HELENA, Mont. — Montana lawmakers advanced a bill package Friday that aims to blunt the economic impact of a coal-fired power plant’s planned partial closure by levying millions of dollars in fees and taxes against the plant’s owners.
The Energy and Telecommunications Interim Committee voted to send five bills to the 2017 Montana Legislature after a lengthy debate over whether the measures are actually meant to punish the out-of-state companies that own the two Colstrip power plant units slated to be shut down by 2022.
Colstrip is one of the largest coal-fired plants in the West and a major economic driver in southeastern Montana. Its future has been in question amid low coal prices, increasing federal regulations and lawsuits filed by environmental organizations.
A settlement in one of those lawsuits calls for the two older units owned by Washington’s Puget Sound Energy and Pennsylvania’s Talen Energy to shut down by July 2022. The plant’s two newer units, which are co-owned by those companies and four others, will continue operating.
The most contentious bill in the package would charge Puget Sound and Talen $3 million a year for the first five years after the shutdown, plus the full amount of property and licensing taxes they would have paid had the plant been operational. The owners would pay a decreasing percentage of those taxes for five more years.
Sen. Duane Ankney, R- Colstrip, who proposed the package, said the bill is not meant to punish Colstrip’s owners, but to ensure that workers and the community are treated fairly by the companies that promised permanent employment in Colstrip.
“You can bet if they shut Puget Sound Energy down, the executives of that company would leave that company with golden parachutes 10 times more than what this bill costs,” Ankney said. “This bill’s going to treat everybody equally.”
But Ankney and Sen. Cliff Larsen, D-Missoula, acknowledged bitter feelings after they traveled last winter to Olympia, Washington, and failed to gain support from lawmakers there to require Puget Sound Energy to keep the two older units running during a transition period.

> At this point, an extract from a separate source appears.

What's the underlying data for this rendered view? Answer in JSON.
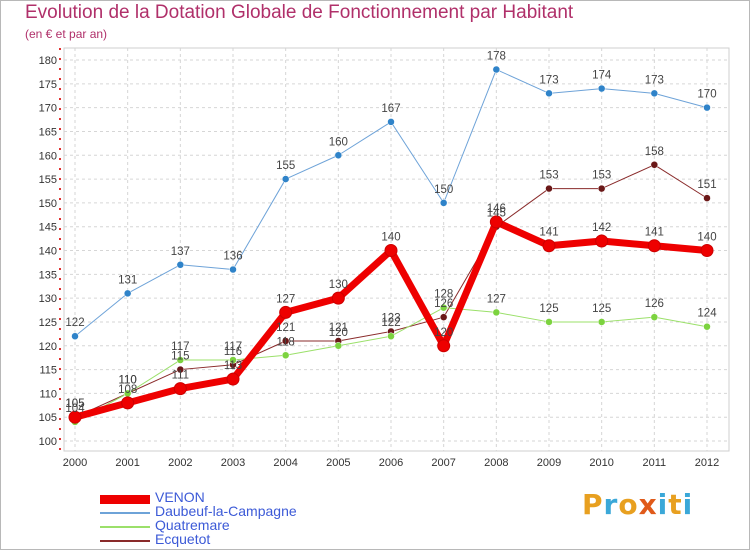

“We thought the votes were there to give us a soft landing,” Larsen said. “We were misled, and this is a reaction to what we found over there.”
Puget Sound Energy attorney Thomas Ebzery said the legislation that Washington state lawmakers did pass allows the utility to put aside money to cover future Colstrip decommissioning and remediation costs.
The company opposes the Montana proposal to impose taxes and fees without a waiver if the aging units can’t meet federal or state regulatory standards, he said.
“An owner would continue to pay taxes for 10 years, as if it never left,” Ebzery said in a written comment to the committee.
One of the plaintiffs in the lawsuit that led to 2022 shutdown date, the Montana Environmental Information Center, urged the committee not to pass measures so harsh that companies would be discouraged from considering the state for future energy projects, such as solar and wind.
“If we start passing bills that are punitive, we’re not going to get future investment,” said MEIC deputy executive director Anne Hedges.
Her sentiments were echoed by a committee member, Rep. Christopher Pope, D-Bozeman.
“We have to roll out the welcome mat again, otherwise Colstrip will be a ghost town,” he said.
The five bills will be introduced when the Legislature convenes in January. Besides the fee proposal, another bill would double the wholesale energy tax on all power producers to pay for grants for local governments, school districts, economic development groups and to re-train workers.
A third bill would require Colstrip’s owners to submit a decommissioning and remediation plan that could be rejected or changed by the state.
A fourth bill would authorize state officials to participate in the Colstrip shutdown case that will go before Washington utility regulators in January, and the fifth would create a panel to help ensure fired workers receive their pension benefits.